Abstract: Penicillium marneffei is a thermally dimorphic fungus that alternates between a filamentous and a yeast growth form in response to changes in its environmental temperature. It has become an emerging fungal pathogen endemic in Southeast Asia. Defining the genomics of P. marneffei will provide a better understanding of the fungus.
The draft sequence of the P. marneffei genome assembled from 6.6 coverage of the genome through whole genome shotgun sequencing. The 31 Mb genome obtained from the assembly contains 10,060 protein-coding genes. The complete mitochondrial genome is 35 kb long and its gene content and gene order are very similar to that of Aspergillus. The annotation system and P. marneffei genome database (PMGD) were developed to allow a preliminary annotation of the sequences and provide an intuitive graphic interface to give curators and users ready access to the annotation and the underlying evidence.

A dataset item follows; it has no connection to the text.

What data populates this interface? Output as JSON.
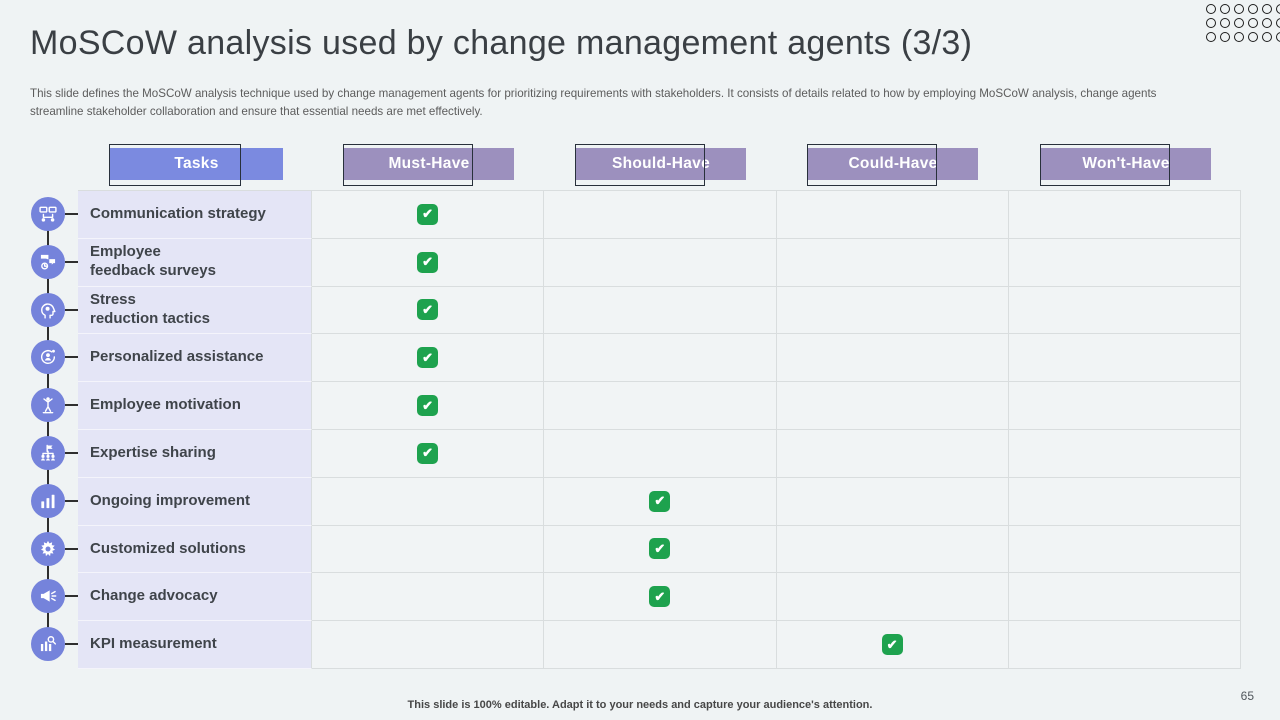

Analysis of the gene set of P. marneffei provided insights into the adaptations required by the fungus to cause disease. The genome encodes a diverse set of putative virulence genes such as proteinase, phospholipase, metacaspase and agglutinin, which may enable the fungus to adhere to, colonise and invade the host, adapt to the tissue environment, and avoid the host's humoral and cellular defences of the innate and adaptive immune responses. The gene cluster involved in biosynthesis of melanin, a known virulence factor in some other pathogenic fungi, was identified in the genome, indicating that P. marneffei may produce melanin or melanin-like immunosuppressive compounds that protect the fungus against immune effector cells. More interestingly, P. marneffei genome contains more intragenic tandem repeats (IntraTRs) than other fungi. These IntraTRs encoding repeat domains/motifs may create quantitative variation in surface proteins, allowing the fungus to âdisguiseâ itself to slip past the vigilant defences of the host immune system. The genome sequence of P. marneffei also revealed a number of genes associated with mating processes and sexual development, suggesting an unidentified sexual cycle in the fungus.
The extent and evolutionary patterns of duplicate genes in P. marneffei and other ascomycetes were compared. All ascomycetes show a certain degree of redundancy (though its extent can vary considerably), which may provide the foundation for the specialisation of fungal genes and form the basis for fungal diversification. An inverse relationship between the lineage specificity of a gene and gene's evolutionary rate was also discovered, implying that an accelerated evolutionary rate may be responsible for the emergence of lineage specific genes.
The genome sequence of P. marneffei has provided our first glimpse into the genomic basis of the physiology of the dimorphic filamentous fungus.